Valerio Adami

Valerio Adami was born in Bologna in 1935. He began to paint at a very young age and constantly travelled around Europe, Asia and America. 1951 was a fundamental year in his personal and artistic development. He met and associated with Oscar Kokoschka and began to study drawing with Achille Funi at the Academy of Brera in Milan. At the beginning of his career he drew inspiration from the Expressionist avant-garde, particularly from Francis Bacon, then he moved towards abstract and gestural painting and later focused on the development of American Pop Art modules. His works thus took on the character of fantastic-sarcastic comic-strip stories, into which he inserts banale modern objects in symbolic mode. His style distinguishes itself for the use of a decisive color-scheme, with flat coats of color separated by clean black lines.

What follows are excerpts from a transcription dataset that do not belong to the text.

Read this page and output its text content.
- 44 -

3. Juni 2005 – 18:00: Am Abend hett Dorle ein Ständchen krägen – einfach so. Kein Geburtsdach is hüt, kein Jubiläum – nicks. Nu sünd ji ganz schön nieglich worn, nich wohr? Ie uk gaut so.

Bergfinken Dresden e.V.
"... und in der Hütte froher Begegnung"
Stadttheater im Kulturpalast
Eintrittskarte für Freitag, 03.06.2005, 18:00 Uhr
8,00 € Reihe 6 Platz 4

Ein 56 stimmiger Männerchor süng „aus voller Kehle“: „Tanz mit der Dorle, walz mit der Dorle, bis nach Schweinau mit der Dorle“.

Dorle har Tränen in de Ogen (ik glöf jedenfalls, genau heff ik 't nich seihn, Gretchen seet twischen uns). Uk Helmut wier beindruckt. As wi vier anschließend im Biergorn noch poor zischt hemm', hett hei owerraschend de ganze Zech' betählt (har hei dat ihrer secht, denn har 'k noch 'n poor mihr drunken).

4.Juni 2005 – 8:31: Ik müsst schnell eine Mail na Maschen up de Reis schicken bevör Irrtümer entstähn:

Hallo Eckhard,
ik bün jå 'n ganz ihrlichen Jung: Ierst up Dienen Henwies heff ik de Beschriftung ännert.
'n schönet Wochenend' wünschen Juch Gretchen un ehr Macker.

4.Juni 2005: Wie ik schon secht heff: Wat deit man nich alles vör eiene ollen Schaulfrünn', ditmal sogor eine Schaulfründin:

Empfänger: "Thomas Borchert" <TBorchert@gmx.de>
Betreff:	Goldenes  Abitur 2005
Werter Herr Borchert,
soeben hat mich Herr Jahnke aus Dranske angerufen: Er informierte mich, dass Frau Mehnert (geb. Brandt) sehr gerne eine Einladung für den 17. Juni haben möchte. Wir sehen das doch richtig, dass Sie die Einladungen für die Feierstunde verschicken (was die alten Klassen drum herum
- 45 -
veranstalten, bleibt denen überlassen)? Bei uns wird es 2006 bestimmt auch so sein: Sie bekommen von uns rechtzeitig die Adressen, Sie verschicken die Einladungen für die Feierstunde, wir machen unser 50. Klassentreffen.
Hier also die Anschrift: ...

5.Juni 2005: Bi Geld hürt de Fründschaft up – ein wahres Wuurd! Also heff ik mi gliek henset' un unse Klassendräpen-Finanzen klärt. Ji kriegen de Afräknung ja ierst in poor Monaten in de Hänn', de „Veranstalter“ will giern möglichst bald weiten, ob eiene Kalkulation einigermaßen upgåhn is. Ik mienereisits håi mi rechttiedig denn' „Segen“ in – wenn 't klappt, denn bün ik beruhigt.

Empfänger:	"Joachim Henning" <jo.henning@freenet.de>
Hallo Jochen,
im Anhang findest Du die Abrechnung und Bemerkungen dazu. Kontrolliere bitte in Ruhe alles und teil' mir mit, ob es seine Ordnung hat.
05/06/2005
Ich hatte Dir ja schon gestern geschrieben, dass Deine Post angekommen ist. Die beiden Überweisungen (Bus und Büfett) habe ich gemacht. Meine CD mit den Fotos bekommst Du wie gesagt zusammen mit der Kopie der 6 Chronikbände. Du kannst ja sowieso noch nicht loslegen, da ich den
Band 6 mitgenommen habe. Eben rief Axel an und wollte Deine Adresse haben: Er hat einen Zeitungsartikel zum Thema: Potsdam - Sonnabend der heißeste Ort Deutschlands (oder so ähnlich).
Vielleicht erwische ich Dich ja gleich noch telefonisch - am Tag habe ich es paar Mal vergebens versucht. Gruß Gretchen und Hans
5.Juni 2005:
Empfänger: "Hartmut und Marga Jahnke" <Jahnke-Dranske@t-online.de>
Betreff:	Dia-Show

Between 1961 and 1964 he worked in London and Paris, concluding with his participation in documenta 3 of Kassel, in which he presented his works in a solo show. In 1967 in New York he made a series of works which were exhibited the following year in the Venice Biennale. In 1985 the Centre Pompidou of Paris dedicated an anthological exhibition to him. Adami gained the reputation of international artist and received numerous commissions for works in public areas, including two large panels for the atrium of the Gare d’Austerlitz in Paris (1987).

In 2005 he created the Fondazione Europea del Disegno in Meina on Lake Maggiore in Italy, with the aim of conserving his artistic legacy and of teaching and propagating the cultural technique of drawing.

The value of his works has increased in the last few years, the basic price of the single works now being over 50 thousand euros. But these values are still modest in relation to the artist’s international stature, making a possible future increase likely.